Grade I listed building in Taunton, England

The Tudor Tavern at No 15 Fore Street, Taunton, Somerset, England has been designated as a Grade I listed building. Built in 1578, the house is three storeys high of a timber-frame construction, with jettied first and second floors. The frontage is of carved bressummers with interlocking curved braces, while the roof is red tiles. There is a medieval hall with an open trussed roof behind the front.

==Architecture==
The Tudor Tavern, also known as "Ancient House", is located at 15 Fore Street, Taunton. It is a three-storey timbered house with a forward jutting first and second floor. The front is carved with the initials T.T. and I.T. and the year 1578. The high, steep roof is clad with red tiles, the upper part overhanging the 8-light oriel window on the second floor. The first floor has a nine-light oriel window with further lights on either side making 17 lights altogether. Each of these windows has leaded lights with transomes and mullions. The interior of the house has been largely restored but the medieval hall with its trussed roof and arched braces survives.

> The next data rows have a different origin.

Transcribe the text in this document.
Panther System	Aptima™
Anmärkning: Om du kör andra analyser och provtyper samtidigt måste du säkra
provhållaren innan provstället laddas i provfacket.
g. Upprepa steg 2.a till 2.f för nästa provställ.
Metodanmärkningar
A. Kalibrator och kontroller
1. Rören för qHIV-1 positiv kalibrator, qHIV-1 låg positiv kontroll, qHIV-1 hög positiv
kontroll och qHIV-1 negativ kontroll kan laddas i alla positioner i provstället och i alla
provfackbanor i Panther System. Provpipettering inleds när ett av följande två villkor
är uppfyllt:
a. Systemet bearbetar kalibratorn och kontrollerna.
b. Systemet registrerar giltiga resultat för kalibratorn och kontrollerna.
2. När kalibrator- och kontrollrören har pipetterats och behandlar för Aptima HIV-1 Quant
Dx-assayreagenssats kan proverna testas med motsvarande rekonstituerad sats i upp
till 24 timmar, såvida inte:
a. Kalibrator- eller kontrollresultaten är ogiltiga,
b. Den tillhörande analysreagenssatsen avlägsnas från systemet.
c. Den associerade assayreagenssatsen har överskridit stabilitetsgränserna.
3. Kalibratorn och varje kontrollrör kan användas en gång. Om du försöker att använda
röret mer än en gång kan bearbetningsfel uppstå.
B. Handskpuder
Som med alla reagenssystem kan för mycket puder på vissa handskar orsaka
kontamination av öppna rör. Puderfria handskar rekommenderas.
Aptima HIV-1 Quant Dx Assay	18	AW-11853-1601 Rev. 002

The cottage at the rear of the Tudor Tavern is part of the same building. It was previously known as Halliday's Shop and can be approached through an archway and narrow court. It is a timber-framed, two-storey building with a single long room below, now used as a bar, and a jettied upper floor. It is said to have been the servants quarters of the town house of the Portmans or Orchard Portman. It is close to another building from the early 17th century at No 18, Fore Street, Taunton. It was Grade I listed in 1952.

==History==
The property is one of the few buildings of its era to survive in Taunton; research suggests the neighbouring buildings dated from the 16th or 17th century. It was originally used as a clothiers shop, and the owners expanded the property while in business. The clothiers, Thomas and Joan Trowbridge, have their initials (T.T. and I.T.) above the door. The building became a grocer during the 17th century, owned by Thomas Baker, whose daughters were known as the 'maids of Taunton' and were there to welcome Duke of Monmouth when they visited the Taunton. The building remained a grocer through the 19th century, owned by three generations of the Turle family. In the 1870s, the building became an antique dealership, Halliday & Sons. In 2003, it was leased by Caffè Nero and refurbished at a cost of £200,000, after being empty for years.